«Tischlein deck dich»: Neue Abgabestelle eröffnet
Lenzburg Kisten voller Bananen, Brote und Überraschungen: Jeden Mittwoch verwandelt sich das Kirchgemeindehaus in Lenzburg in eine Drehscheibe für gerettete Lebensmittel. Seit kurzem betreibt «Tischlein deck dich» hier eine neue Abgabestelle für Menschen mit begrenzten finanziellen Mitteln.

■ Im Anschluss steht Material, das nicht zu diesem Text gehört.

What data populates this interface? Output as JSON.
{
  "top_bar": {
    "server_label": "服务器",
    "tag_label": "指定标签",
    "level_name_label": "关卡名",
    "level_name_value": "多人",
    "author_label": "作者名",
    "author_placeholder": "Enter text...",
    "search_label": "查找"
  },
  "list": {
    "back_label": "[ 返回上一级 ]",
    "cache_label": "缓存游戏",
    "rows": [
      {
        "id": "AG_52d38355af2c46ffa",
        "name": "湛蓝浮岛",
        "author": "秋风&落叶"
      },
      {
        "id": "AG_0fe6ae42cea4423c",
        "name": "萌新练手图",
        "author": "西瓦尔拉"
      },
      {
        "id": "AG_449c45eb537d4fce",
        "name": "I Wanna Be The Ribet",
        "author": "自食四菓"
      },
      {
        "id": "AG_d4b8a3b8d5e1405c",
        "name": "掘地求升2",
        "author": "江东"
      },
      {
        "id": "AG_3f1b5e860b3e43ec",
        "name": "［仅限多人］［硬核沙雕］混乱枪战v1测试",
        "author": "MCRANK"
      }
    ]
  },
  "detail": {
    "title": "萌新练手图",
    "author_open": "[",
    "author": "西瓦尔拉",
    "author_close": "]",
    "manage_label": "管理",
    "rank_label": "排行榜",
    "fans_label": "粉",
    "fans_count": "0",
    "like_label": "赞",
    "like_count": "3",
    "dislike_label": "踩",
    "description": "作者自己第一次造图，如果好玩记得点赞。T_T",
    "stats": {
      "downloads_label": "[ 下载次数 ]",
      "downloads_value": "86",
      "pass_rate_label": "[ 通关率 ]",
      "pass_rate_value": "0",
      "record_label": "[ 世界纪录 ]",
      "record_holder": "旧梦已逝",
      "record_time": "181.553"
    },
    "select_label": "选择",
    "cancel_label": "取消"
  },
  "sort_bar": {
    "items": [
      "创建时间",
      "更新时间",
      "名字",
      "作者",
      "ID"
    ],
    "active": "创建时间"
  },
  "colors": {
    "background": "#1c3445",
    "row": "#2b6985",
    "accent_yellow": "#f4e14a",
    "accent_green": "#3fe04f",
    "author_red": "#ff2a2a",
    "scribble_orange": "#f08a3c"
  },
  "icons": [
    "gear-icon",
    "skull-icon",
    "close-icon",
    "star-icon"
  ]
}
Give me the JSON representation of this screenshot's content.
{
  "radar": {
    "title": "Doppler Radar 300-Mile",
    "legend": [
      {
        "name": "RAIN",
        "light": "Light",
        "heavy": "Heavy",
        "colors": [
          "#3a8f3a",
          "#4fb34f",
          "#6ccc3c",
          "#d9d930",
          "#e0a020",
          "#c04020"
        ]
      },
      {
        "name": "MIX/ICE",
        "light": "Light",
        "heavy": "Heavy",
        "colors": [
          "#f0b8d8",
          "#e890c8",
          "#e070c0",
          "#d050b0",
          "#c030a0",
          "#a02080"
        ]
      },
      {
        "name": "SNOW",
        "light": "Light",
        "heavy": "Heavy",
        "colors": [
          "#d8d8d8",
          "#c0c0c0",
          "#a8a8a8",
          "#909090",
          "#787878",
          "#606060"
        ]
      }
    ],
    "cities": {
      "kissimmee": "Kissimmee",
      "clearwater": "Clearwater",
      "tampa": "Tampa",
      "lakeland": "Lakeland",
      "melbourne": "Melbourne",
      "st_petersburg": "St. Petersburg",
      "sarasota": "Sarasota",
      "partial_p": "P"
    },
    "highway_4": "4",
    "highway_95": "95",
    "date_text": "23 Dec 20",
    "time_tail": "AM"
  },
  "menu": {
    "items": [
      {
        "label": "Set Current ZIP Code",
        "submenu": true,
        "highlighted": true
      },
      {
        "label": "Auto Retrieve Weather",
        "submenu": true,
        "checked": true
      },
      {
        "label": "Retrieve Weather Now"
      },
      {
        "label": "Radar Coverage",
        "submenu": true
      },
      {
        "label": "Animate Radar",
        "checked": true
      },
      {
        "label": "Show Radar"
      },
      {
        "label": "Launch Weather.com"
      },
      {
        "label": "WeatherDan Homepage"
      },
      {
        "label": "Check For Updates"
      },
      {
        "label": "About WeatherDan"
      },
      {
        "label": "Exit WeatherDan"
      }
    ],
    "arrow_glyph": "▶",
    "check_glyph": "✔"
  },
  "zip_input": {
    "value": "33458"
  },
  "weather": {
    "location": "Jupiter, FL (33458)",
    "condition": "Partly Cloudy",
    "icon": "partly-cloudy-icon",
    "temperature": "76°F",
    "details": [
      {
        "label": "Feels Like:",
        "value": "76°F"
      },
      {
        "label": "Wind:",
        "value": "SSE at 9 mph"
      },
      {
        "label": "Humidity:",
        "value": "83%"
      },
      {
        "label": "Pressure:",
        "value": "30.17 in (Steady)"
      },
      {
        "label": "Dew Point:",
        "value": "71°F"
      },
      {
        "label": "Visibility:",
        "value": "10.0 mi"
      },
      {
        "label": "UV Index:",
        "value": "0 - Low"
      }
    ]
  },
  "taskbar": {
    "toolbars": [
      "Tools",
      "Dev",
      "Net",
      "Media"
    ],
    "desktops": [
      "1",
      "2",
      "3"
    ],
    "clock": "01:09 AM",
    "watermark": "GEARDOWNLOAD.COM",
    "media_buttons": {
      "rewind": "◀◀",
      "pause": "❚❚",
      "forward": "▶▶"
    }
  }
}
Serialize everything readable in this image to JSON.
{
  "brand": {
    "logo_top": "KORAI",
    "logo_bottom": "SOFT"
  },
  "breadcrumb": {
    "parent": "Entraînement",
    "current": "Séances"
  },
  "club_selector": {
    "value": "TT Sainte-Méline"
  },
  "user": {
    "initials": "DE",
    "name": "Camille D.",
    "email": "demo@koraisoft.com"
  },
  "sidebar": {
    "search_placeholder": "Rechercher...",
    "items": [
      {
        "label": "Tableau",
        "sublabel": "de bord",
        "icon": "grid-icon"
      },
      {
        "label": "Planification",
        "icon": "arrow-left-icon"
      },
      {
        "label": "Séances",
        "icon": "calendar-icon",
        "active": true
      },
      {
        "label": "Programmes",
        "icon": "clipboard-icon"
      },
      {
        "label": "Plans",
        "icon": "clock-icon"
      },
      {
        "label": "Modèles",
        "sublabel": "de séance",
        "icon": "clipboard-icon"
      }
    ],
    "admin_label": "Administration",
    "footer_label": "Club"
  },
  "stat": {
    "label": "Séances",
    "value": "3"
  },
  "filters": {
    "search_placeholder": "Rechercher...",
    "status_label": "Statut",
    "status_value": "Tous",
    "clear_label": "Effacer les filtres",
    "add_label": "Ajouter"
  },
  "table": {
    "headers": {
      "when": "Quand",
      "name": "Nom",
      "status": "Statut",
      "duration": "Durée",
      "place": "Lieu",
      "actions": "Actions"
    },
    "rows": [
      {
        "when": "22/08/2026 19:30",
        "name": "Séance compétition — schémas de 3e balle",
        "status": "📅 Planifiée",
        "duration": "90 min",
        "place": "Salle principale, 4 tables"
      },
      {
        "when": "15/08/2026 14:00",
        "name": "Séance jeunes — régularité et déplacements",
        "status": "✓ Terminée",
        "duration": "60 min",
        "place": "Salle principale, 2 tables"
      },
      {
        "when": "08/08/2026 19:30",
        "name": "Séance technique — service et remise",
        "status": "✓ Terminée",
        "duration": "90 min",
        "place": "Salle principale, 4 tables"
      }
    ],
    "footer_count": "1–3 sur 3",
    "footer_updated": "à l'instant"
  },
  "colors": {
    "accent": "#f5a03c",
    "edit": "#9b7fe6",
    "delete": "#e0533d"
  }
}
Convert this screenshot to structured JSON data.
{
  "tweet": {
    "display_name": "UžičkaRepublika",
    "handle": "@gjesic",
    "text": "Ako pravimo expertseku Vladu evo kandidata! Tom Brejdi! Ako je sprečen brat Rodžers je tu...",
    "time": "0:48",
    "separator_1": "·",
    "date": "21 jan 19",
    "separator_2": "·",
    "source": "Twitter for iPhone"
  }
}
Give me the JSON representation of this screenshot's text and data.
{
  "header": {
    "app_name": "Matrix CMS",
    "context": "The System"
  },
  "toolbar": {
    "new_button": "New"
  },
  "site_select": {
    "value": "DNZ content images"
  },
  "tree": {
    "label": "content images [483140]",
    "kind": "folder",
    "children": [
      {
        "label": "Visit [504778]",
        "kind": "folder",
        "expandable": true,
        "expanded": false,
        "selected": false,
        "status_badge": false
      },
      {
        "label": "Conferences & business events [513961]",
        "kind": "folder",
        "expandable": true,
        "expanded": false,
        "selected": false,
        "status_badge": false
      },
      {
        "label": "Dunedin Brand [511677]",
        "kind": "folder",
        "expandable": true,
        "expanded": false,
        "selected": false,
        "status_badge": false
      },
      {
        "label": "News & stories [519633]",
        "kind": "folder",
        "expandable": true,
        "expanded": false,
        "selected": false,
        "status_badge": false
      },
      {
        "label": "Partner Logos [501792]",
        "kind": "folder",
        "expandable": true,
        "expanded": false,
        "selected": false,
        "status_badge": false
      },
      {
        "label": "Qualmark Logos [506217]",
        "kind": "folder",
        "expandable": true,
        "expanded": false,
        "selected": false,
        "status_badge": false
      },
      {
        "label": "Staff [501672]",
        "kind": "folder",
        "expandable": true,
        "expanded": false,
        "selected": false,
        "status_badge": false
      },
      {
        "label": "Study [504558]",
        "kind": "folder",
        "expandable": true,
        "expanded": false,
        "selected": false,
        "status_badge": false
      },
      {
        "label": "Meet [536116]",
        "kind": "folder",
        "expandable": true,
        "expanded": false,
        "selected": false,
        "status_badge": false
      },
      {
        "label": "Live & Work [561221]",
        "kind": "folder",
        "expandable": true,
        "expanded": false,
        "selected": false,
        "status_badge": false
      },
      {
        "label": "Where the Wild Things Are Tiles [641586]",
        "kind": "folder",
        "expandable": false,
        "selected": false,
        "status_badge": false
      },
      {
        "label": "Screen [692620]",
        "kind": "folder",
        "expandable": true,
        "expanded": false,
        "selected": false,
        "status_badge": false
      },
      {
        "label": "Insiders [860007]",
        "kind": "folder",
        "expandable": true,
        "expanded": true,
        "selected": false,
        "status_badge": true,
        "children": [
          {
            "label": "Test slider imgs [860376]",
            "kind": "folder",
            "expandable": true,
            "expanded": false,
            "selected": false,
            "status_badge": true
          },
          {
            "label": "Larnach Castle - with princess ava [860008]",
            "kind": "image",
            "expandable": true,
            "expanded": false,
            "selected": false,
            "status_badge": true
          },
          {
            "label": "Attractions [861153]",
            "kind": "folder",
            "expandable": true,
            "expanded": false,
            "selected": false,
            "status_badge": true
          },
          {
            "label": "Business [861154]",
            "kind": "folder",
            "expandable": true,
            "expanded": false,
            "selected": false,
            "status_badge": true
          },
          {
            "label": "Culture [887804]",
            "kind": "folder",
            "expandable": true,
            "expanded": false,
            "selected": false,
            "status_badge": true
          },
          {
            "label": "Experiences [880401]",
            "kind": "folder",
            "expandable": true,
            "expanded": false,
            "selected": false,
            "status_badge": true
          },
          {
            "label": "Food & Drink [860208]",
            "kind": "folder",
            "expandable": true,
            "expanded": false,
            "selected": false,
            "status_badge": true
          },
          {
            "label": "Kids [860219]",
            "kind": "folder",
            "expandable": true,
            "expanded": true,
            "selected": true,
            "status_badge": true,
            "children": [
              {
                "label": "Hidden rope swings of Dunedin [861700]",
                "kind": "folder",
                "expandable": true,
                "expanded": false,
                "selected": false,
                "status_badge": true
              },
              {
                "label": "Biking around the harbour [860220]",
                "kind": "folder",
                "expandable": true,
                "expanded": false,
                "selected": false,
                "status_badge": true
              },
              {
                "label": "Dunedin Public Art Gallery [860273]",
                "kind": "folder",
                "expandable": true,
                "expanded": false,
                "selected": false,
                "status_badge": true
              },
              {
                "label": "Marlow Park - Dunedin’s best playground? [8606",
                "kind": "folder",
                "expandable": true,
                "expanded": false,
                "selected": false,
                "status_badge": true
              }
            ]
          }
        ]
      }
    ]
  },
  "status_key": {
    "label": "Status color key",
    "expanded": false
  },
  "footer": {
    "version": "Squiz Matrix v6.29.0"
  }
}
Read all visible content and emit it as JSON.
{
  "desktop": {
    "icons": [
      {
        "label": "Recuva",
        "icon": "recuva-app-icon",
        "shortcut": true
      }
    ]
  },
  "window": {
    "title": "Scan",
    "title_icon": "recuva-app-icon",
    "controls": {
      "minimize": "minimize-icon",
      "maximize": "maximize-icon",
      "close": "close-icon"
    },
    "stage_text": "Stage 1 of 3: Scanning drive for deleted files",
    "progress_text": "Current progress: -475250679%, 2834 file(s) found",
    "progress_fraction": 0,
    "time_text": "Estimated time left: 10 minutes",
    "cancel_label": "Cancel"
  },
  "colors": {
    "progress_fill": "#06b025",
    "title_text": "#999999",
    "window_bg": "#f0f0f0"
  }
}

Im reformierten Kirchgemeindehaus in Bahnhofsnähe riecht es nach reifen Mangos, frischem Brot und einer Prise Vorfreude. Auf langen Tischen reihen sich Bananen, Salatköpfe, Konserven und Säfte. Zwei Helferinnen legen die letzten Karotten ordentlich in eine Kiste, jemand verstaut Tiefkühlprodukte in einer Kühlbox. Es ist Abgabetag bei «Tischlein deck dich» – und bald werden die ersten Kunden eintreffen. Alles ist vorbereitet für eine stille, aber bedeutsame Routine, die Woche für Woche stattfindet.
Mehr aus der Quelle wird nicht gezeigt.